The defence set up, that the work was done under a special contract, and that the work had never been accepted by the superintendent of school-buildings, or by the school-officers of the ward.
There was a claim for extra work, for which the jury rendered a verdict; but for the work referred to in the contract between plaintiff and defendant, nothing was allowed—the judge deciding that the only question of fact he should submit to the jury, was as to the extra work.
The general rule is, that evidence of services performed under a special agreement, will not maintain a general count for work, labor, and services; but where the terms of a special agreement are consummated, in other words, where it is what the law calls executed) an obligation arises, for which what was formerly known as a general indebitatus assunvpsit will lie—that is, where the contract is executed, it would not have been necessary to declare specially on the contract, but the plaintiff may declare generally for whatever was alleged to be due for the work, labor, and services, without any reference to the contract.
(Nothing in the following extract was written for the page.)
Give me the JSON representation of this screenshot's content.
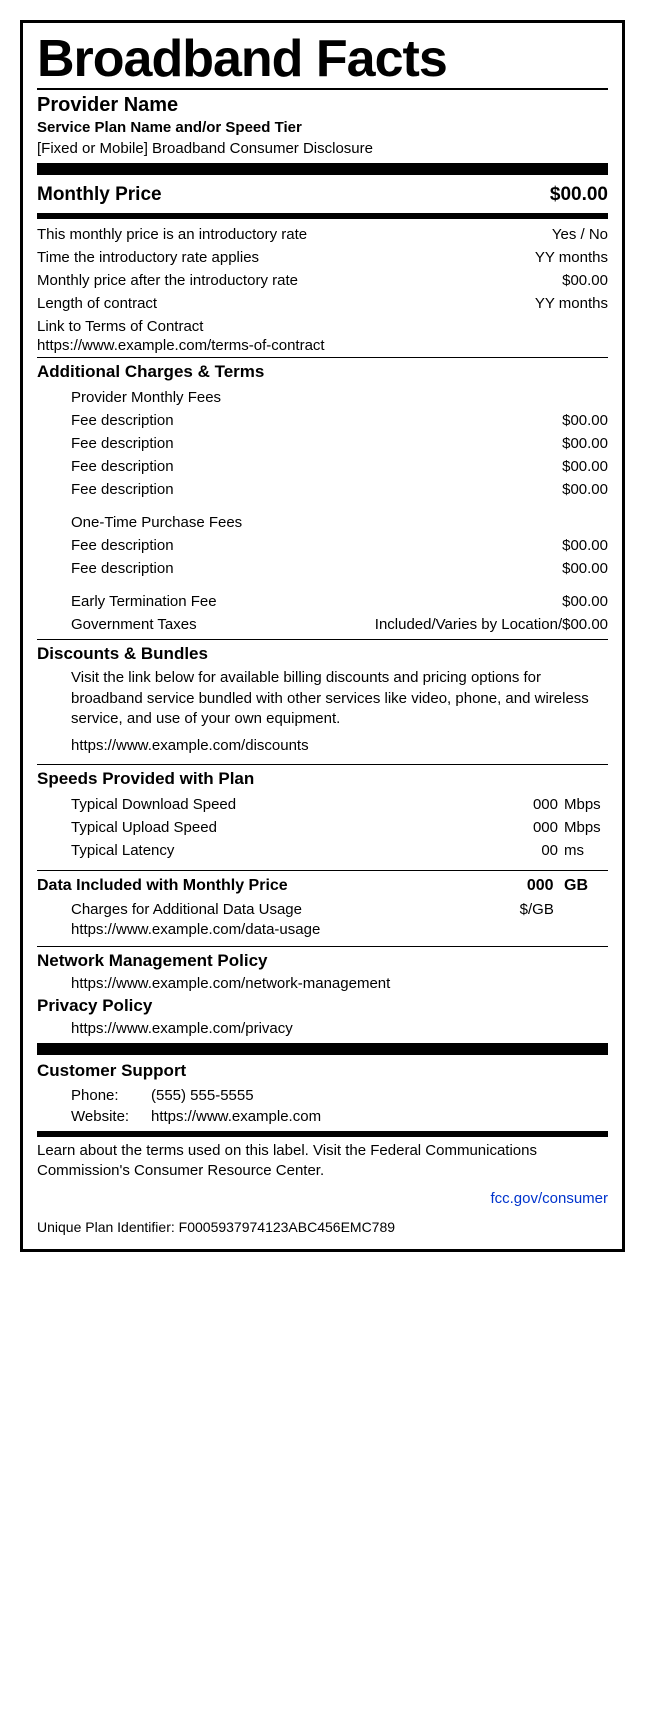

Whether this rule applies now—whether, even if the terms of the contract are completed, the plaintiff can allege a general demand, without any reference to the contract, is very questionable. The Code, which is generally deemed to have relaxed the rules of pleading, requires, in many instances, a strictness unknown to pleading in its degenerate days—its provision neutralized by the “ general issue,” and the other laxities existing at the time of the introduction of the Code. For example, the Code (§ 142) requires that the complaint shall contain a plain and concise statement of the facts constituting a cause of action. Now, where there is an agreement to pérform certain work, whether the terms of that agreement have been completed or not, it would seem that the agreement is one of the essential *355facts constituting the cause of action, and should, it may with great plausibility be urged, be contained in all cases in the complaint. But it is probably unnecessary to discuss this question at present. We shall consider this case as if the Code had not introduced a rule stricter than that which prevailed under the old system.
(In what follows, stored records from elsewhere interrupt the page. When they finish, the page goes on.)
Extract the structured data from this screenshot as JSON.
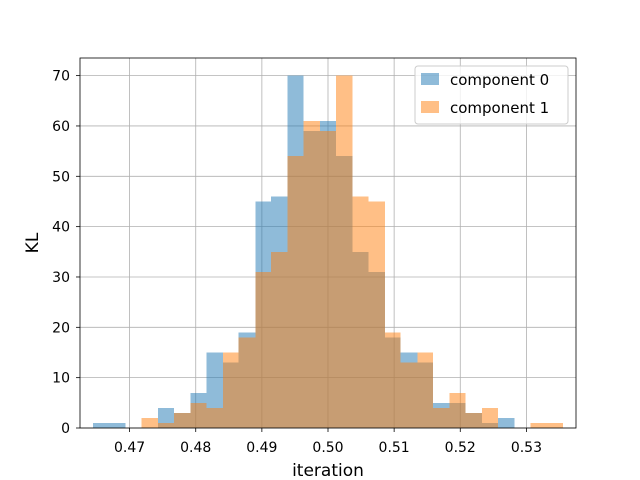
{
  "chart_data": {
    "type": "histogram",
    "xlabel": "iteration",
    "ylabel": "KL",
    "xlim": [
      0.4625,
      0.5375
    ],
    "ylim": [
      0,
      73.5
    ],
    "x_ticks": [
      0.47,
      0.48,
      0.49,
      0.5,
      0.51,
      0.52,
      0.53
    ],
    "x_tick_labels": [
      "0.47",
      "0.48",
      "0.49",
      "0.50",
      "0.51",
      "0.52",
      "0.53"
    ],
    "y_ticks": [
      0,
      10,
      20,
      30,
      40,
      50,
      60,
      70
    ],
    "y_tick_labels": [
      "0",
      "10",
      "20",
      "30",
      "40",
      "50",
      "60",
      "70"
    ],
    "grid": true,
    "legend_position": "top-right",
    "alpha": 0.5,
    "series": [
      {
        "name": "component 0",
        "color": "#1f77b4",
        "bin_edges": [
          0.4645,
          0.4694,
          0.4743,
          0.4792,
          0.4841,
          0.489,
          0.4939,
          0.4988,
          0.5037,
          0.5086,
          0.5135,
          0.5184,
          0.5233,
          0.5282,
          0.5331,
          0.538
        ],
        "bins": [
          {
            "x0": 0.4645,
            "x1": 0.4694,
            "count": 1
          },
          {
            "x0": 0.4743,
            "x1": 0.4767,
            "count": 4
          },
          {
            "x0": 0.4767,
            "x1": 0.4792,
            "count": 3
          },
          {
            "x0": 0.4792,
            "x1": 0.4816,
            "count": 7
          },
          {
            "x0": 0.4816,
            "x1": 0.4841,
            "count": 15
          },
          {
            "x0": 0.4841,
            "x1": 0.4865,
            "count": 13
          },
          {
            "x0": 0.4865,
            "x1": 0.489,
            "count": 19
          },
          {
            "x0": 0.489,
            "x1": 0.4914,
            "count": 45
          },
          {
            "x0": 0.4914,
            "x1": 0.4939,
            "count": 46
          },
          {
            "x0": 0.4939,
            "x1": 0.4963,
            "count": 70
          },
          {
            "x0": 0.4963,
            "x1": 0.4988,
            "count": 59
          },
          {
            "x0": 0.4988,
            "x1": 0.5012,
            "count": 61
          },
          {
            "x0": 0.5012,
            "x1": 0.5037,
            "count": 54
          },
          {
            "x0": 0.5037,
            "x1": 0.5061,
            "count": 35
          },
          {
            "x0": 0.5061,
            "x1": 0.5086,
            "count": 31
          },
          {
            "x0": 0.5086,
            "x1": 0.511,
            "count": 18
          },
          {
            "x0": 0.511,
            "x1": 0.5135,
            "count": 15
          },
          {
            "x0": 0.5135,
            "x1": 0.5159,
            "count": 13
          },
          {
            "x0": 0.5159,
            "x1": 0.5184,
            "count": 5
          },
          {
            "x0": 0.5184,
            "x1": 0.5208,
            "count": 5
          },
          {
            "x0": 0.5208,
            "x1": 0.5233,
            "count": 3
          },
          {
            "x0": 0.5233,
            "x1": 0.5257,
            "count": 1
          },
          {
            "x0": 0.5257,
            "x1": 0.5282,
            "count": 2
          }
        ]
      },
      {
        "name": "component 1",
        "color": "#ff7f0e",
        "bins": [
          {
            "x0": 0.4718,
            "x1": 0.4743,
            "count": 2
          },
          {
            "x0": 0.4743,
            "x1": 0.4767,
            "count": 1
          },
          {
            "x0": 0.4767,
            "x1": 0.4792,
            "count": 3
          },
          {
            "x0": 0.4792,
            "x1": 0.4816,
            "count": 5
          },
          {
            "x0": 0.4816,
            "x1": 0.4841,
            "count": 4
          },
          {
            "x0": 0.4841,
            "x1": 0.4865,
            "count": 15
          },
          {
            "x0": 0.4865,
            "x1": 0.489,
            "count": 18
          },
          {
            "x0": 0.489,
            "x1": 0.4914,
            "count": 31
          },
          {
            "x0": 0.4914,
            "x1": 0.4939,
            "count": 35
          },
          {
            "x0": 0.4939,
            "x1": 0.4963,
            "count": 54
          },
          {
            "x0": 0.4963,
            "x1": 0.4988,
            "count": 61
          },
          {
            "x0": 0.4988,
            "x1": 0.5012,
            "count": 59
          },
          {
            "x0": 0.5012,
            "x1": 0.5037,
            "count": 70
          },
          {
            "x0": 0.5037,
            "x1": 0.5061,
            "count": 46
          },
          {
            "x0": 0.5061,
            "x1": 0.5086,
            "count": 45
          },
          {
            "x0": 0.5086,
            "x1": 0.511,
            "count": 19
          },
          {
            "x0": 0.511,
            "x1": 0.5135,
            "count": 13
          },
          {
            "x0": 0.5135,
            "x1": 0.5159,
            "count": 15
          },
          {
            "x0": 0.5159,
            "x1": 0.5184,
            "count": 4
          },
          {
            "x0": 0.5184,
            "x1": 0.5208,
            "count": 7
          },
          {
            "x0": 0.5208,
            "x1": 0.5233,
            "count": 3
          },
          {
            "x0": 0.5233,
            "x1": 0.5257,
            "count": 4
          },
          {
            "x0": 0.5306,
            "x1": 0.5355,
            "count": 1
          }
        ]
      }
    ]
  }
}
If, then, there was a special contract between the plaintiff and defendant, and if it was not completed or executed as to its terms, the plaintiff, according to the rule under that system, ought to have stated it, or referred to it in his complaint, and not having done so, the defendant had a right to set it up, and to urge it in his defence. It is not denied that a special contract had been duly executed between the plaintiff and defendant, and that it provided, when the graining was done, the plaintiff should receive $165 (one-half), and when the whole was completed and accepted by the superintendent of school-buildings, and the school-officers of the Thirteenth Ward, the plaintiff should receive the remaining $165.
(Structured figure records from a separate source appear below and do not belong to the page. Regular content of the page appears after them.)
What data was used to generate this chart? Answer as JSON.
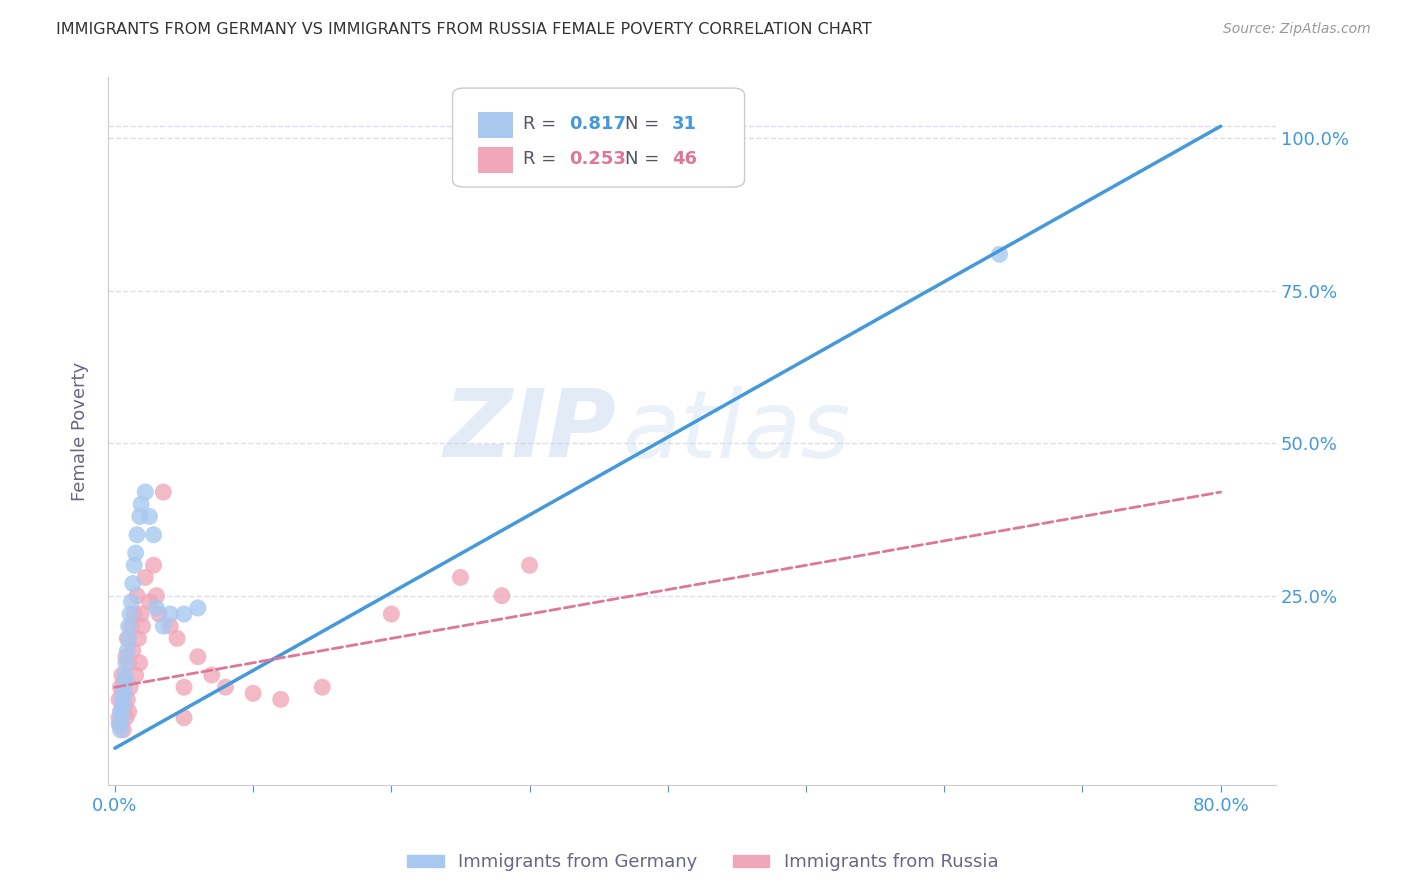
{
  "title": "IMMIGRANTS FROM GERMANY VS IMMIGRANTS FROM RUSSIA FEMALE POVERTY CORRELATION CHART",
  "source": "Source: ZipAtlas.com",
  "ylabel": "Female Poverty",
  "xlim_min": -0.005,
  "xlim_max": 0.84,
  "ylim_min": -0.06,
  "ylim_max": 1.1,
  "xticks": [
    0.0,
    0.1,
    0.2,
    0.3,
    0.4,
    0.5,
    0.6,
    0.7,
    0.8
  ],
  "xticklabels": [
    "0.0%",
    "",
    "",
    "",
    "",
    "",
    "",
    "",
    "80.0%"
  ],
  "ytick_positions": [
    0.0,
    0.25,
    0.5,
    0.75,
    1.0
  ],
  "ytick_labels_right": [
    "",
    "25.0%",
    "50.0%",
    "75.0%",
    "100.0%"
  ],
  "germany_color": "#a8c8f0",
  "russia_color": "#f0a8b8",
  "germany_line_color": "#4499dd",
  "russia_line_color": "#dd7799",
  "legend_R_germany": "0.817",
  "legend_N_germany": "31",
  "legend_R_russia": "0.253",
  "legend_N_russia": "46",
  "watermark_zip": "ZIP",
  "watermark_atlas": "atlas",
  "background_color": "#ffffff",
  "grid_color": "#ddddee",
  "title_color": "#333333",
  "axis_label_color": "#666688",
  "right_tick_color": "#4499dd",
  "xtick_color": "#4499dd",
  "germany_x": [
    0.003,
    0.004,
    0.004,
    0.005,
    0.005,
    0.006,
    0.006,
    0.007,
    0.007,
    0.008,
    0.008,
    0.009,
    0.01,
    0.01,
    0.011,
    0.012,
    0.013,
    0.014,
    0.015,
    0.016,
    0.018,
    0.019,
    0.022,
    0.025,
    0.028,
    0.03,
    0.035,
    0.04,
    0.05,
    0.06,
    0.64
  ],
  "germany_y": [
    0.04,
    0.06,
    0.03,
    0.05,
    0.08,
    0.07,
    0.1,
    0.09,
    0.12,
    0.11,
    0.14,
    0.16,
    0.18,
    0.2,
    0.22,
    0.24,
    0.27,
    0.3,
    0.32,
    0.35,
    0.38,
    0.4,
    0.42,
    0.38,
    0.35,
    0.23,
    0.2,
    0.22,
    0.22,
    0.23,
    0.81
  ],
  "russia_x": [
    0.003,
    0.003,
    0.004,
    0.004,
    0.005,
    0.005,
    0.006,
    0.006,
    0.007,
    0.007,
    0.008,
    0.008,
    0.009,
    0.009,
    0.01,
    0.01,
    0.011,
    0.012,
    0.013,
    0.014,
    0.015,
    0.016,
    0.017,
    0.018,
    0.019,
    0.02,
    0.022,
    0.025,
    0.028,
    0.03,
    0.032,
    0.035,
    0.04,
    0.045,
    0.05,
    0.06,
    0.07,
    0.08,
    0.1,
    0.12,
    0.15,
    0.2,
    0.25,
    0.05,
    0.28,
    0.3
  ],
  "russia_y": [
    0.05,
    0.08,
    0.04,
    0.1,
    0.06,
    0.12,
    0.03,
    0.09,
    0.07,
    0.11,
    0.05,
    0.15,
    0.08,
    0.18,
    0.06,
    0.14,
    0.1,
    0.2,
    0.16,
    0.22,
    0.12,
    0.25,
    0.18,
    0.14,
    0.22,
    0.2,
    0.28,
    0.24,
    0.3,
    0.25,
    0.22,
    0.42,
    0.2,
    0.18,
    0.05,
    0.15,
    0.12,
    0.1,
    0.09,
    0.08,
    0.1,
    0.22,
    0.28,
    0.1,
    0.25,
    0.3
  ],
  "germany_line_x": [
    0.0,
    0.8
  ],
  "germany_line_y": [
    0.0,
    1.02
  ],
  "russia_line_x": [
    0.0,
    0.8
  ],
  "russia_line_y": [
    0.1,
    0.42
  ]
}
It was very important to the defendant that the agreement should contain this provision or condition, because his agreement with the school-officers contained one precisely identical; so that, until the superintendent of school-buildings and the school-officers accepted the work, the defendant would not be in funds to pay his sub-contractors. The evidence clearly shows, that the work performed by the plaintiff for the defendant, never was accepted by those authorities, and that, consequently, the terms of the agreement were not completed or executed. The plaintiff, then, was properly non-suited as to the work comprised within the contract, the judge having refused to submit any question in relation to that work to the jury, on the ground that the complaint did not refer to it.
If, indeed, the complaint alleged the contract, there might have been a question of fact for the jury; and that question would be, Did the superintendent of school-buildings and the school-officers accept the work ?
But, under the pleadings in the action, the judge was right in not submitting that question to them, and in effect dismissing the complaint, as to the work under the contract. The judgment should be affirmed, with costs.
Present, Roosevelt, P. J., Cleeee and Sutherland, JJ.